I recall standing under the lone light saying “Hey, this stuff has no effect on me.” No sooner had the last of those ill advised words escaped my lips than things began to go downhill. First, my lips tingled and my tongue grew numb and thicker than I’ve grown accustomed to it being. Speech was thus impaired and coherence suffered soon after. I recall a sort of out of body separation of mind from my physical self. I could sense my cognitive skills, such as they were at the time, turning into a gaseous state from whatever state they are customarily found. Now this was odd, but even stranger they began to escape through my nostrils and ears. My already meager intelligence was evaporating into the cosmos. Soon my IQ had plummeted to somewhere in the range of a residential speed limit.

I have to say this was a not altogether unpleasant sensation. Life at that mind speed is really very agreeable. There is little that presents you with worrisome troubles. You don’t anticipate events nor concern yourself with frivolous detail. I was pleased to be wearing loafers so I wouldn’t face the taxing demands of untying shoe laces. Ordinary walking presented no difficulty but steps up or down required forethought and focused attention.

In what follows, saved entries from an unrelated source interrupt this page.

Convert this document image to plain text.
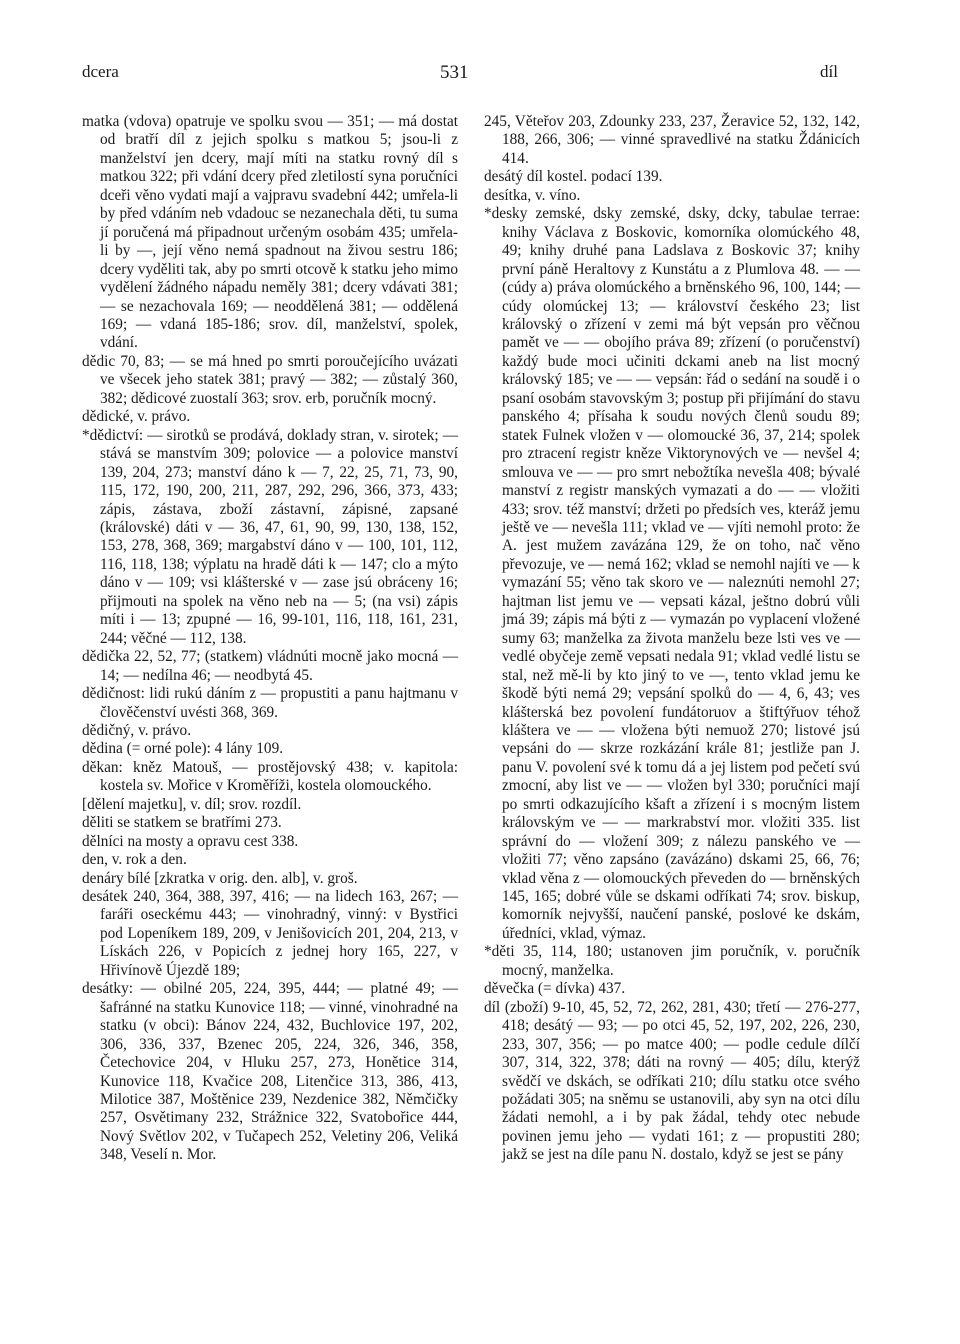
dcera	531	díl

matka (vdova) opatruje ve spolku svou — 351; — má dostat od bratří díl z jejich spolku s matkou 5; jsou-li z manželství jen dcery, mají míti na statku rovný díl s matkou 322; při vdání dcery před zletilostí syna poručníci dceři věno vydati mají a vajpravu svadební 442; umřela-li by před vdáním neb vdadouc se nezanechala děti, tu suma jí poručená má připadnout určeným osobám 435; umřela-li by —, její věno nemá spadnout na živou sestru 186; dcery vyděliti tak, aby po smrti otcově k statku jeho mimo vydělení žádného nápadu neměly 381; dcery vdávati 381; — se nezachovala 169; — neoddělená 381; — oddělená 169; — vdaná 185-186; srov. díl, manželství, spolek, vdání.

dědic 70, 83; — se má hned po smrti poroučejícího uvázati ve všecek jeho statek 381; pravý — 382; — zůstalý 360, 382; dědicové zuostalí 363; srov. erb, poručník mocný.

dědické, v. právo.

*dědictví: — sirotků se prodává, doklady stran, v. sirotek; — stává se manstvím 309; polovice — a polovice manství 139, 204, 273; manství dáno k — 7, 22, 25, 71, 73, 90, 115, 172, 190, 200, 211, 287, 292, 296, 366, 373, 433; zápis, zástava, zboží zástavní, zápisné, zapsané (královské) dáti v — 36, 47, 61, 90, 99, 130, 138, 152, 153, 278, 368, 369; margabství dáno v — 100, 101, 112, 116, 118, 138; výplatu na hradě dáti k — 147; clo a mýto dáno v — 109; vsi klášterské v — zase jsú obráceny 16; přijmouti na spolek na věno neb na — 5; (na vsi) zápis míti i — 13; zpupné — 16, 99-101, 116, 118, 161, 231, 244; věčné — 112, 138.

dědička 22, 52, 77; (statkem) vládnúti mocně jako mocná — 14; — nedílna 46; — neodbytá 45.

dědičnost: lidi rukú dáním z — propustiti a panu hajtmanu v člověčenství uvésti 368, 369.

dědičný, v. právo.

dědina (= orné pole): 4 lány 109.

děkan: kněz Matouš, — prostějovský 438; v. kapitola: kostela sv. Mořice v Kroměříži, kostela olomouckého.

[dělení majetku], v. díl; srov. rozdíl.

děliti se statkem se bratřími 273.

dělníci na mosty a opravu cest 338.

den, v. rok a den.

denáry bílé [zkratka v orig. den. alb], v. groš.

desátek 240, 364, 388, 397, 416; — na lidech 163, 267; — faráři oseckému 443; — vinohradný, vinný: v Bystřici pod Lopeníkem 189, 209, v Jenišovicích 201, 204, 213, v Lískách 226, v Popicích z jednej hory 165, 227, v Hřivínově Újezdě 189;

desátky: — obilné 205, 224, 395, 444; — platné 49; — šafránné na statku Kunovice 118; — vinné, vinohradné na statku (v obci): Bánov 224, 432, Buchlovice 197, 202, 306, 336, 337, Bzenec 205, 224, 326, 346, 358, Četechovice 204, v Hluku 257, 273, Honětice 314, Kunovice 118, Kvačice 208, Litenčice 313, 386, 413, Milotice 387, Moštěnice 239, Nezdenice 382, Němčičky 257, Osvětimany 232, Strážnice 322, Svatobořice 444, Nový Světlov 202, v Tučapech 252, Veletiny 206, Veliká 348, Veselí n. Mor.

245, Věteřov 203, Zdounky 233, 237, Žeravice 52, 132, 142, 188, 266, 306; — vinné spravedlivé na statku Ždánicích 414.

desátý díl kostel. podací 139.

desítka, v. víno.

*desky zemské, dsky zemské, dsky, dcky, tabulae terrae: knihy Václava z Boskovic, komorníka olomúckého 48, 49; knihy druhé pana Ladslava z Boskovic 37; knihy první páně Heraltovy z Kunstátu a z Plumlova 48. — — (cúdy a) práva olomúckého a brněnského 96, 100, 144; — cúdy olomúckej 13; — království českého 23; list královský o zřízení v zemi má být vepsán pro věčnou pamět ve — — obojího práva 89; zřízení (o poručenství) každý bude moci učiniti dckami aneb na list mocný královský 185; ve — — vepsán: řád o sedání na soudě i o psaní osobám stavovským 3; postup při přijímání do stavu panského 4; přísaha k soudu nových členů soudu 89; statek Fulnek vložen v — olomoucké 36, 37, 214; spolek pro ztracení registr kněze Viktorynových ve — nevšel 4; smlouva ve — — pro smrt nebožtíka nevešla 408; bývalé manství z registr manských vymazati a do — — vložiti 433; srov. též manství; držeti po předsích ves, kteráž jemu ještě ve — nevešla 111; vklad ve — vjíti nemohl proto: že A. jest mužem zavázána 129, že on toho, nač věno převozuje, ve — nemá 162; vklad se nemohl najíti ve — k vymazání 55; věno tak skoro ve — naleznúti nemohl 27; hajtman list jemu ve — vepsati kázal, ještno dobrú vůli jmá 39; zápis má býti z — vymazán po vyplacení vložené sumy 63; manželka za života manželu beze lsti ves ve — vedlé obyčeje země vepsati nedala 91; vklad vedlé listu se stal, než mě-li by kto jiný to ve —, tento vklad jemu ke škodě býti nemá 29; vepsání spolků do — 4, 6, 43; ves klášterská bez povolení fundátoruov a štiftýřuov téhož kláštera ve — — vložena býti nemuož 270; listové jsú vepsáni do — skrze rozkázání krále 81; jestliže pan J. panu V. povolení své k tomu dá a jej listem pod pečetí svú zmocní, aby list ve — — vložen byl 330; poručníci mají po smrti odkazujícího kšaft a zřízení i s mocným listem královským ve — — markrabství mor. vložiti 335. list správní do — vložení 309; z nálezu panského ve — vložiti 77; věno zapsáno (zavázáno) dskami 25, 66, 76; vklad věna z — olomouckých převeden do — brněnských 145, 165; dobré vůle se dskami odříkati 74; srov. biskup, komorník nejvyšší, naučení panské, poslové ke dskám, úředníci, vklad, výmaz.

*děti 35, 114, 180; ustanoven jim poručník, v. poručník mocný, manželka.

děvečka (= dívka) 437.

díl (zboží) 9-10, 45, 52, 72, 262, 281, 430; třetí — 276-277, 418; desátý — 93; — po otci 45, 52, 197, 202, 226, 230, 233, 307, 356; — po matce 400; — podle cedule dílčí 307, 314, 322, 378; dáti na rovný — 405; dílu, kterýž svědčí ve dskách, se odříkati 210; dílu statku otce svého požádati 305; na sněmu se ustanovili, aby syn na otci dílu žádati nemohl, a i by pak žádal, tehdy otec nebude povinen jemu jeho — vydati 161; z — propustiti 280; jakž se jest na díle panu N. dostalo, když se jest se pány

Alcohol, as our life experience has taught us, leads to aggressive, boisterous and in advanced cases even downright unsociable behavior. Not so with kava. It induces a torpid somnolence that detracts noticeably from conviviality. There is no such thing as a lively kava bar. So, though still very much under the influence of the noxious jungle root, we departed the kava bar for a bar with an inventory of more conventional spirits, as ever in search of merriment. After that introductory experience, Indigo now includes an ample supply of kava in its essential stores.